Hope DRC exists not only to help the DR Congo with goods and services but with consultation and strategies. We believe in providing counsel to the governing bodies to maximize and coordinate all efforts. The following is an introduction and link to our report and recommendation for providing the DR. Congo with clean water.
The current story of the Democratic Republic of the Congo is a story of contradiction. There is an extreme potential for wealth, yet there isn’t the ability to sustain even the most basic of necessities. One of the most concerning basic necessities that is not widely available is clean water.
The DR Congo is Africa’s most “water-rich” country and is facing an acute drinking water supply crisis. As of 2009, the most accurate study showed that only an estimated 26% of its population has access to safe drinking water, well below the approximately 60% average for Sub-Saharan Africa. Due to the deteriorated state of its water infrastructure – undermined by years of underinvestment and conflict – and a rapidly growing population, the trend in water supply coverage was until recently in regression. Social and public health consequences of water service breakdown have been considerable. The poorest sections of society have been disproportionately impacted by the decline in service delivery and rising water costs, both in rural areas but increasingly in rapidly urbanizing cities. The inability to provide access to clean water has put a huge burden in every area of life.

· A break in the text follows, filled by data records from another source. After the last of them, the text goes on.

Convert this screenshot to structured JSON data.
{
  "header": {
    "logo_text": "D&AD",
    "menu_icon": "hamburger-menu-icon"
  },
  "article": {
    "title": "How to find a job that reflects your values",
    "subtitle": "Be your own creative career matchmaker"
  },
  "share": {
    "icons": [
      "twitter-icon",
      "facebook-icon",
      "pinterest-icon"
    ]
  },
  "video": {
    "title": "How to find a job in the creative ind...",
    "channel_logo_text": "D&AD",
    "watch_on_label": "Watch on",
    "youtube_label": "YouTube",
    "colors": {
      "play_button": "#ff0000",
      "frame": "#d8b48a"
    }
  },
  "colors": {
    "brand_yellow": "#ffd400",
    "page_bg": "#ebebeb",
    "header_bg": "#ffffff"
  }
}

Based on the most recent and most accurate estimates (2010), only around 26% people of the DRC’s population of 67.8 million – equivalent to 17.6 million people – have access to safe drinking water, well below the approximately 60% average for SubSaharan Africa. This means that almost 51 million people do not have access to clean water. Those who live in rural areas suffer the most, especially those villages of fewer than 100 persons, estimated in 1990 to comprise up to 37 per cent of the rural population.